Eco one approval shy of closing Azinam deal
Oil and gas exploration company Eco (Atlantic) Oil & Gas has completed all the steps required to close the acquisition of the Azinam Group and its asset portfolio, aside from one, which also needs to be checked off the list.
Once that one is out of the way, the firm will effectively expand its footprint offshore South Africa and Namibia. Back in January 2022, Eco Atlantic revealed that it had inked a memorandum of understanding (MOU) to acquire the Azinam Group and its asset portfolio. At the time, the firm also disclosed its plans for a 2022 South Africa drilling programme.
Less than a month after this announcement, Eco confirmed that it had taken further steps to complete this acquisition by signing a definitive purchase deal, which would enable it to add more acreage offshore South Africa and Namibia. Within this update, the firm also informed that it was finalising its 2022 drilling plans to find more hydrocarbons.

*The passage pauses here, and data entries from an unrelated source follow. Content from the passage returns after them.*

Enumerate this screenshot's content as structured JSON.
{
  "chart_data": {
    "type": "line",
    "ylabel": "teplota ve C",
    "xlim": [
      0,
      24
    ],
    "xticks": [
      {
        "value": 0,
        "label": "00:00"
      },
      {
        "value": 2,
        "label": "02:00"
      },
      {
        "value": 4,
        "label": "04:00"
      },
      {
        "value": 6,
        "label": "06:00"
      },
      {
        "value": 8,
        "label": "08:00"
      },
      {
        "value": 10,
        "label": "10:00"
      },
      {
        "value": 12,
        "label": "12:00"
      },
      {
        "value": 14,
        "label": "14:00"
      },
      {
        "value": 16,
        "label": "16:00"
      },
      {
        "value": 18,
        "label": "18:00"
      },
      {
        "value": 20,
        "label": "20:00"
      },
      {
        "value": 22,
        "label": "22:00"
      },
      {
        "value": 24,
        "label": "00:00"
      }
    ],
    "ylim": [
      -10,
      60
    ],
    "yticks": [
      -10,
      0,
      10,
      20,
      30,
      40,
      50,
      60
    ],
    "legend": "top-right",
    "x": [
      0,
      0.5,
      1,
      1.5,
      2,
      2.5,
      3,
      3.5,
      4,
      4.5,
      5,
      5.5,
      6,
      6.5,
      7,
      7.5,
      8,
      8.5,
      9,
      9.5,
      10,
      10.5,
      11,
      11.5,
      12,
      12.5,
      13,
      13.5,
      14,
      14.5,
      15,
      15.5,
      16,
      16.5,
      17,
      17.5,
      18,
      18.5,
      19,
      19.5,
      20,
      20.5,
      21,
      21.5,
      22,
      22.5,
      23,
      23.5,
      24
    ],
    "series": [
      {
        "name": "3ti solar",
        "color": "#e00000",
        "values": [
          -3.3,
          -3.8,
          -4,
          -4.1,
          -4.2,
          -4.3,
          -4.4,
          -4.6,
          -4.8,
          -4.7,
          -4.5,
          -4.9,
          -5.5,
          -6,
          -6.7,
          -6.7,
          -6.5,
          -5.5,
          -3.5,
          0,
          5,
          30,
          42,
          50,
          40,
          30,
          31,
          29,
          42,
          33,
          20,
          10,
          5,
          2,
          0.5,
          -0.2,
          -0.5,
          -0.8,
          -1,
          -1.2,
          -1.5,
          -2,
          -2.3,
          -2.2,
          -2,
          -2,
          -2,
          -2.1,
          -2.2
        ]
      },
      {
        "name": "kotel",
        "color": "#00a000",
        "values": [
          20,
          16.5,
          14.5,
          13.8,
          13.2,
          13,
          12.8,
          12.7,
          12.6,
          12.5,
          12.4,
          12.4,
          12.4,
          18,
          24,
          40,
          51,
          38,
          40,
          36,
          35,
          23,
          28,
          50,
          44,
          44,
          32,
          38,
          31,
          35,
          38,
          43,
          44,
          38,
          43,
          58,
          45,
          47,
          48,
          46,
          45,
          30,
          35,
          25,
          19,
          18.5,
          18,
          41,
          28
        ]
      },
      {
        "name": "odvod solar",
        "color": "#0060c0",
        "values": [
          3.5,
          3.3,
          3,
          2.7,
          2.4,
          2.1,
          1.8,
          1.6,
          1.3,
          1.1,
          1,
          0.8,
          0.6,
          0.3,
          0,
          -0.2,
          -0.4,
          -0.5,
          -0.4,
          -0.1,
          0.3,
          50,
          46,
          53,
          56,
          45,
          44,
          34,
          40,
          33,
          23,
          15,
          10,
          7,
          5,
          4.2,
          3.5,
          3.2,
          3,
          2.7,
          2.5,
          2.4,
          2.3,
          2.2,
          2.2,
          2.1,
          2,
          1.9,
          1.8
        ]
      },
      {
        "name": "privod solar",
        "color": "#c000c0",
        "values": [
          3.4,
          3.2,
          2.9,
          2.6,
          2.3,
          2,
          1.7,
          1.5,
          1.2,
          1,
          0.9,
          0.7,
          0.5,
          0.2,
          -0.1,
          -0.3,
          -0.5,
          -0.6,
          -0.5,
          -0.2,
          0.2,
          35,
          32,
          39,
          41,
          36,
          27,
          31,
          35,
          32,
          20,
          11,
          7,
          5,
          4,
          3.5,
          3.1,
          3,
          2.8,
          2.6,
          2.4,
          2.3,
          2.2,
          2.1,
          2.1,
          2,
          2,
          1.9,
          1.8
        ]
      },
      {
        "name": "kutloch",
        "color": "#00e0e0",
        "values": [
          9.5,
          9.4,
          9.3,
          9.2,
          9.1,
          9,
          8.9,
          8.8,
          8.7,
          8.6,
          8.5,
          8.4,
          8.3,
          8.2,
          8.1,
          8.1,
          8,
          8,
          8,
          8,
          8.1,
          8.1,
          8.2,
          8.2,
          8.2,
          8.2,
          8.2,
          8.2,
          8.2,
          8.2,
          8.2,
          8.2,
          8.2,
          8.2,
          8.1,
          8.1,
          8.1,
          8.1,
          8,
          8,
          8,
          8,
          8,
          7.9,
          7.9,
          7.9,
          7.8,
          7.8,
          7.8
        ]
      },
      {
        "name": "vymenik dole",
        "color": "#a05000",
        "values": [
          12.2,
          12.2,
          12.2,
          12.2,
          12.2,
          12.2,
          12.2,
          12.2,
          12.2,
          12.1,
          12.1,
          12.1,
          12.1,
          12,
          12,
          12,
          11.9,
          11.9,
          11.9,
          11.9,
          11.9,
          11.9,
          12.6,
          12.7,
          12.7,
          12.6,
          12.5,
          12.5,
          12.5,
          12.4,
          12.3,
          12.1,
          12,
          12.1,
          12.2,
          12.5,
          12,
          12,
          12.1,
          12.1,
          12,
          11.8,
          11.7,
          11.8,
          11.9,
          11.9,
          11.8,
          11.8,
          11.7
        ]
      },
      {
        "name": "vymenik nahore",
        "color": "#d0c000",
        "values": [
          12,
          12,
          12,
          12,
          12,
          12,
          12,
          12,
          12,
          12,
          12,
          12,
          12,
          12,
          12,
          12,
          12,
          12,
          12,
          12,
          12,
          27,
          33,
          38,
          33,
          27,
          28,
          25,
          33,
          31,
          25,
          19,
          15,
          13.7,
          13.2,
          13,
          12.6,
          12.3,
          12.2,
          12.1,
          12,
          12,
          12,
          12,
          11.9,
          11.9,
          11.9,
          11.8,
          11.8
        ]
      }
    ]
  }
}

In its statement on Friday, Eco reported that all conditions required to be completed in order to close Eco’s acquisition of Azinam were carried out, save and except for receipt of the final approval of the TSX Venture Exchange.
This acquisition enables Eco to add additional working interests offshore Namibia in its current oil blocks – petroleum exploration licenses: 97, 98 and 99 – where Azinam is a partner, increasing Eco’s net working interest in these licenses to 85 per cent following completion, which will then align with the firm’s existing 85 per cent interest in license 100.
In addition, Eco will also acquire a 50 per cent working interest in the Orange Basin, offshore South Africa and operatorship in Block 2B, along with a material working interest of 20 per cent in the deepwater 3B/4B Block and the shallow water and nearshore 3B/4B Blocks.
Gil Holzman, Co-Founder and CEO of Eco Atlantic, commented: “We are pleased to have completed this acquisition, subject to final approval to issue the shares. We now own and operate a number of highly prospective licences in three of the most exciting regions for exploration in the world: Guyana, Namibia and South Africa.”
As previously reported, the acquisition will result in the issuance of 40,170,474 common shares to Azinam in the capital of Eco, providing Azinam with 16.5 per cent of Eco’s share capital, providing for a cashless acquisition to become the sole owner of Azinam’s entire African portfolio.
In addition to these new shares, Azinam will be issued warrants to acquire additional common shares, exercisable only in the case of a producible commercial discovery on Block 2B or Block 3B/4B. Moreover, Eco also agreed that – for as long as Azinam holds at least a 12.5 per cent interest in Eco’s share capital – it would be entitled to nominate one director for election to Eco’s board of directors.
The company further adds that a fee of 350,000 common shares and $50,000 will be payable – in connection with the acquisition – to an arms-length third party in connection with their advisory services to Eco. The firm advised that it will confirm final approval by the exchange and the issue of new shares after such approval is received.
“We continue to make strong progress towards the upcoming drilling of the Gazania-1 well, offshore South Africa, and following the signing of the rig contract earlier in the month we anticipate drilling to commence in late Q3 2022. We look forward to making further updates on our strategic acreage in due course,” concluded Holzman.
In other, Eco-related news, the company reported last week that a joint venture partnership for Block 2B, located offshore South Africa, had secured a semi-submersible drilling rig from Island Drilling to drill a high-impact exploration well later this year.
Eco Atlantic will become the operator of Block 2B and hold a 50 per cent working interest in the joint venture, subject to the completion of its acquisition of Azinam Group. The other Block 2B JV partners are Africa Energy with a 27.5 per cent interest, Panoro Energy’s subsidiary with a 12.5 per cent stake, and Crown Energy, which indirectly holds the remaining 10 per cent interest.